We are not all the same. It takes work and expertise to ensure the right person for a team or engagement. 

Not clarifying expectations and not troubling to get to know us well enough to make a good match -- these are all indications of lack of respect


It is hard to demonstrate respect when the need to control us and what we say dominates how we are engaged.

Just as we are not often sure what we can offer beyond retelling our story, so our colleagues are groping for how to use us as advisors. 

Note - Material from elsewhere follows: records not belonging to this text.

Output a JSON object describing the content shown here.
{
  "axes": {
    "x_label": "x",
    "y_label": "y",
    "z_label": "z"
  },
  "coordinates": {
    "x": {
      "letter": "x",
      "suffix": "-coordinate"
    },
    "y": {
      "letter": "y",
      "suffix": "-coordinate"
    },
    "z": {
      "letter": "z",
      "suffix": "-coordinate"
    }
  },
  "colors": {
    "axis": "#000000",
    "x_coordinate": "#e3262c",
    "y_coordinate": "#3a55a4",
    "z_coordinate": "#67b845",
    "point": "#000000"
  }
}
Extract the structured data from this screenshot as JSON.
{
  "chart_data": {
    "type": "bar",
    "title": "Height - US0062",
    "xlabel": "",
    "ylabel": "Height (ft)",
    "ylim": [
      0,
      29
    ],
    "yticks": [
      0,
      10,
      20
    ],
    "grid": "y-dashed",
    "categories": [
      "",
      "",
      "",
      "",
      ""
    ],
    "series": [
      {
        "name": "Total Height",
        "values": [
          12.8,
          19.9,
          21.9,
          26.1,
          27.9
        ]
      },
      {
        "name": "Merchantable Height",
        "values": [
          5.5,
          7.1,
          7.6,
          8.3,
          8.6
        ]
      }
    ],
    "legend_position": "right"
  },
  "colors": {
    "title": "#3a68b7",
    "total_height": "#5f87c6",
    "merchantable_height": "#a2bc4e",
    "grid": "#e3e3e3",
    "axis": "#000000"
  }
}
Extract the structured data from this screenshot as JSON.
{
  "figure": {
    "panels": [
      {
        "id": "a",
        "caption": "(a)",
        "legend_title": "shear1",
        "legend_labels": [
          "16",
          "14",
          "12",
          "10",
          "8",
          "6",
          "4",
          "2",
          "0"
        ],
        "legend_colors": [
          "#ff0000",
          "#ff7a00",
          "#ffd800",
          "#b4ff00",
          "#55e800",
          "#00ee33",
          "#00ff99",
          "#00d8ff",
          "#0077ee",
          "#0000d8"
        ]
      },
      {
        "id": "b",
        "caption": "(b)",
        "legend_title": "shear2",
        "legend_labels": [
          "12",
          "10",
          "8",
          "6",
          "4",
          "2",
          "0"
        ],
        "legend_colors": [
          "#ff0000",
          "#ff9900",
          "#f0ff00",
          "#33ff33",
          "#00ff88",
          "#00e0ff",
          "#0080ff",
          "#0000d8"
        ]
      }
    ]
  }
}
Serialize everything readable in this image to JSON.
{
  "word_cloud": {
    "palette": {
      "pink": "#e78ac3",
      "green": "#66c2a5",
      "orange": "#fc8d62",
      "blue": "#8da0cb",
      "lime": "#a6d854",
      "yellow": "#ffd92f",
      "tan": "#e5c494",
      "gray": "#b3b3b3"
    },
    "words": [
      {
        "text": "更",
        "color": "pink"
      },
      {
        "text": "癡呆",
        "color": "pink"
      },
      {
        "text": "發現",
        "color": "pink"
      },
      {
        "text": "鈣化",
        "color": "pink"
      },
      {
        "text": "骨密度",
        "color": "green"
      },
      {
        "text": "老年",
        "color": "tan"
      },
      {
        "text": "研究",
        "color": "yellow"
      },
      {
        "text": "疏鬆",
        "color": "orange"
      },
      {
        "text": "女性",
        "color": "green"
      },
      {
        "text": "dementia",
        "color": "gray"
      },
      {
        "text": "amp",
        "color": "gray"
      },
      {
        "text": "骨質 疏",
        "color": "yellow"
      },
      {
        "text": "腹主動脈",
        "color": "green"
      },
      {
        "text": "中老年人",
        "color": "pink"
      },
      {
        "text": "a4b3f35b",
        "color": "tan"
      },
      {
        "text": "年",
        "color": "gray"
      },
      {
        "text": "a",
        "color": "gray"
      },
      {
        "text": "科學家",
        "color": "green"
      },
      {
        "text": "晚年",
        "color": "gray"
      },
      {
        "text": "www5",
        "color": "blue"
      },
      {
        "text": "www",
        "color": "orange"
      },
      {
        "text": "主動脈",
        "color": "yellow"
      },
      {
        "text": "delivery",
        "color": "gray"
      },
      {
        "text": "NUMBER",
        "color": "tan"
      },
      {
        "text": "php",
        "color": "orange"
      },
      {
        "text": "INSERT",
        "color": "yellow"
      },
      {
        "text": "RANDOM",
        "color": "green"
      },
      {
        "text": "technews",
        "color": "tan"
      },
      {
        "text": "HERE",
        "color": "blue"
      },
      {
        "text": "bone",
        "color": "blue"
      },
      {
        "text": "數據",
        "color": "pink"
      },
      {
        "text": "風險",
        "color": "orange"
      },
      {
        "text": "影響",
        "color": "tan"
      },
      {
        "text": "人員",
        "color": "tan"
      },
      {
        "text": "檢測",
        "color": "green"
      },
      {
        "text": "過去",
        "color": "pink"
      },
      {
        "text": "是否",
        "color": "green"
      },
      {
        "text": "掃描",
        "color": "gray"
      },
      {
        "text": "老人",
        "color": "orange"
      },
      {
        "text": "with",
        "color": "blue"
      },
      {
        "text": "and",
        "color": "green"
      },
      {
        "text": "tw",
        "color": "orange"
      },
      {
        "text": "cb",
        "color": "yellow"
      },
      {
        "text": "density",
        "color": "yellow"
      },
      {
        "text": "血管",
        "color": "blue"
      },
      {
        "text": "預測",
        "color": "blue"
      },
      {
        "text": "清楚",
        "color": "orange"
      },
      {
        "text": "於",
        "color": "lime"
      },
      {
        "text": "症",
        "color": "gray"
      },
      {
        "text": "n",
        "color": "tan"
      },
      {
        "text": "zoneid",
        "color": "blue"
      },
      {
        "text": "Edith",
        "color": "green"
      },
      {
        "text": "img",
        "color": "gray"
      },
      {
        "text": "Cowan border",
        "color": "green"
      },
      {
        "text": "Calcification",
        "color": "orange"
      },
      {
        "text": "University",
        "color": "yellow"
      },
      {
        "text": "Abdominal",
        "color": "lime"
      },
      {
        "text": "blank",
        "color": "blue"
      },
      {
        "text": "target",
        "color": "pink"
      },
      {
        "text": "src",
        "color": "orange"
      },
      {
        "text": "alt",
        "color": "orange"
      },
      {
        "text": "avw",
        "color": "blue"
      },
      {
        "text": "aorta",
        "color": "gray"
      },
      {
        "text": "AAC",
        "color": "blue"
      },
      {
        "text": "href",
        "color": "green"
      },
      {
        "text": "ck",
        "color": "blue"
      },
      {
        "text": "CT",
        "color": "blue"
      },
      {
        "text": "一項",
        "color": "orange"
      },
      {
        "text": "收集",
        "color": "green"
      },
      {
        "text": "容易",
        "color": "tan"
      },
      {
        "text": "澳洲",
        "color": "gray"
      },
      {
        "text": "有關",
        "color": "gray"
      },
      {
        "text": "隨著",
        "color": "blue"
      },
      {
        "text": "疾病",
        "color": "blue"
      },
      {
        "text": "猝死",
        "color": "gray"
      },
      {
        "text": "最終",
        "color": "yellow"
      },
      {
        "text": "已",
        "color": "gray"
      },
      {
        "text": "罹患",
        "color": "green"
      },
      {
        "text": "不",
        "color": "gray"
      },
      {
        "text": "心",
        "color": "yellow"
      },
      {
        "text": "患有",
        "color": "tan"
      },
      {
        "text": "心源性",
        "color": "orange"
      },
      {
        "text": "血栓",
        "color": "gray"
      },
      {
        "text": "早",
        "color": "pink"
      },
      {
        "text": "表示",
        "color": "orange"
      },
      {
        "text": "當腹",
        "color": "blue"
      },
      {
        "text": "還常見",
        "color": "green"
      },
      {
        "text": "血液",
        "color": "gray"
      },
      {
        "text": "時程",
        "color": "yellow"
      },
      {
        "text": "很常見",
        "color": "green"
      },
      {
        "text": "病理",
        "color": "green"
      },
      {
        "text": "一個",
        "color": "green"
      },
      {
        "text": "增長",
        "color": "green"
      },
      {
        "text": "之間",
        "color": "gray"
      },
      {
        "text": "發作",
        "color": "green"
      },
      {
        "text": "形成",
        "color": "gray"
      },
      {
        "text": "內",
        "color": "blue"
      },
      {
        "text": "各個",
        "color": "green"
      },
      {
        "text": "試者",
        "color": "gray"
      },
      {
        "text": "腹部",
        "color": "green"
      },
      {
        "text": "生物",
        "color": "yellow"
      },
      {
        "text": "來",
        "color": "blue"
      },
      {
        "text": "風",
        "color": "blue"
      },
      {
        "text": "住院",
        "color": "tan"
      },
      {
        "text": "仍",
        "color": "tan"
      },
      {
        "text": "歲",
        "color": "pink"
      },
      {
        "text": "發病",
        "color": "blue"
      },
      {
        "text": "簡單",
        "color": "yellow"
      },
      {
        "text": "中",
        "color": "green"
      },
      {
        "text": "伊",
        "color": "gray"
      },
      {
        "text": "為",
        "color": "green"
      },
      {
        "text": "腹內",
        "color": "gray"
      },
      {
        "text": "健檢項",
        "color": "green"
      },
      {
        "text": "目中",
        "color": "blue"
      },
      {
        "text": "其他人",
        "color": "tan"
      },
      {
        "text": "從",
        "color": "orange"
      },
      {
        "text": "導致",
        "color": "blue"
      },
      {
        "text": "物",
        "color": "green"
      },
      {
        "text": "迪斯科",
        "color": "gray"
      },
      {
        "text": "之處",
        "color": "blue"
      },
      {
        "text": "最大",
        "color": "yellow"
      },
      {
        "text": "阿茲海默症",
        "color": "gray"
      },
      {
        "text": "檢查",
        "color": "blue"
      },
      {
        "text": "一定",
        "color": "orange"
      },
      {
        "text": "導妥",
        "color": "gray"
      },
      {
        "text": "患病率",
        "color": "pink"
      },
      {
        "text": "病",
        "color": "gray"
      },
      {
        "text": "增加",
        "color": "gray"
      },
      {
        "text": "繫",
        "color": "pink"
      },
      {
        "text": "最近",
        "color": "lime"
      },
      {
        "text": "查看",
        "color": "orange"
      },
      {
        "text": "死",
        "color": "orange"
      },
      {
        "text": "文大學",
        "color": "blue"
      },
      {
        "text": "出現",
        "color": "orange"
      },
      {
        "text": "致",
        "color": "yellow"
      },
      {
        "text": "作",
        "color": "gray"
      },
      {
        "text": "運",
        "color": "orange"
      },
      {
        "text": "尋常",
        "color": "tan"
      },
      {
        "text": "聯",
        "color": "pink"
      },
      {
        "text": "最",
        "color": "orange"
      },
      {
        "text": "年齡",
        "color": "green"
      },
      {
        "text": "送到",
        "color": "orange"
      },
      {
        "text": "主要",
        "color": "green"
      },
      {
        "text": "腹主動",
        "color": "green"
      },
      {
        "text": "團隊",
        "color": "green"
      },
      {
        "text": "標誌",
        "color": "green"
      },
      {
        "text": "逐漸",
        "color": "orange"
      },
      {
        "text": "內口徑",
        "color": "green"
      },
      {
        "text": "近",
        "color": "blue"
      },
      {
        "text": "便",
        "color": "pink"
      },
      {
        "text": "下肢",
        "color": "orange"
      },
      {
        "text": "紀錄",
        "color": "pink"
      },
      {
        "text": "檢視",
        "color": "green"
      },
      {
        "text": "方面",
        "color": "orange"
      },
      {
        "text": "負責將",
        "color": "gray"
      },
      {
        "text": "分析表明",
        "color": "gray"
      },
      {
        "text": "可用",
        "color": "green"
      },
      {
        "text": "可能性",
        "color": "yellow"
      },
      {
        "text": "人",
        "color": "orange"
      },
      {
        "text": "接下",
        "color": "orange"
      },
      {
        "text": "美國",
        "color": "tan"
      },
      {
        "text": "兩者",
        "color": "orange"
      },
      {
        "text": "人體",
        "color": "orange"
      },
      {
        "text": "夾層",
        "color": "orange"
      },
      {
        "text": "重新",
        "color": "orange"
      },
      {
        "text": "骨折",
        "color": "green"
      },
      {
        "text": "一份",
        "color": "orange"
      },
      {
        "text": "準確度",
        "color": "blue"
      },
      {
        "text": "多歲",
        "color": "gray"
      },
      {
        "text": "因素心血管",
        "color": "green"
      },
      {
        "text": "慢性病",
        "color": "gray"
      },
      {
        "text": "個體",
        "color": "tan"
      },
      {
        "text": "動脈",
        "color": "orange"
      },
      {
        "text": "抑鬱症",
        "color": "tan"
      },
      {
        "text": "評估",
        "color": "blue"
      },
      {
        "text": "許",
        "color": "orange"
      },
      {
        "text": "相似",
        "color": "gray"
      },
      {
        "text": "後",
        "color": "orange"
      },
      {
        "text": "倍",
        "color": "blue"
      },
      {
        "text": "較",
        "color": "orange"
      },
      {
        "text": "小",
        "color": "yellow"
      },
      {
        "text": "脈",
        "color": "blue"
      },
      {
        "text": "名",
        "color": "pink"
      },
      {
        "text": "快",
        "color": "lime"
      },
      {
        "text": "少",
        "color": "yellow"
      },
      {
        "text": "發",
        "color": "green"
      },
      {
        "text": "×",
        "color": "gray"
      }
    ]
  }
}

This uncertainty leads to some interesting ways of engaging us which runs the spectrum from...

  • Using us to provide the appearance of engaging patients for communications purposes
  • Framing the discussions so tightly we cannot say what we want or discuss what matters to us
  • Ignoring us at meetings and hoping we don't actually speak
  • Wanting us to only recount our story and now the patient will be quiet
  • Fawning over us and making much over anything we say or do whether it's of merit or not just because we are health challenged
  • Embracing us a colleagues with a different but valuable perspective
Using us as token patients, being insincere in dealing with us, controlling our input -- these are all marks of disrespect.  These may be genuine experiments in engaging patients but they come with a side effect of lack of respect.

Respect in Action

So how do actions translate to respect in my view?

As an advisor, I have been most respected when, for example ...

  • My comments and ideas are discussed on their merits
  • It is a matter of course that my obvious knowledge gaps are filled in so that I can contribute meaningfully
  • I am introduced in the same way as the others are and not called out specially as exhibit A: the patient advisor
  • Others counter my ideas without worrying about offending me
  • My life experiences in work and elsewhere are known and considered an enriching bonus
  • My expenses are covered even if my time may not be compensated
  • I'm kept in the loop on relevant information like meeting changes

In short when I'm just one of the gang around the table working on an issue, I am respected as an equal.

And On the Other Side

Respect is a two-way street.  

We, as patient advisors, need to respect the expertise and deep knowledge of our healthcare colleagues.

There is a temptation to be self righteous about our experiences and any harms done to us. We don't know best but we do have much of value to contribute. If we are to work together for the common goal of improving healthcare one project, one policy, one change at a time, then we all need to feel respect for each other and consciously act in ways that demonstrate respect.  This starts with listening fully with an open mind and heart to each other.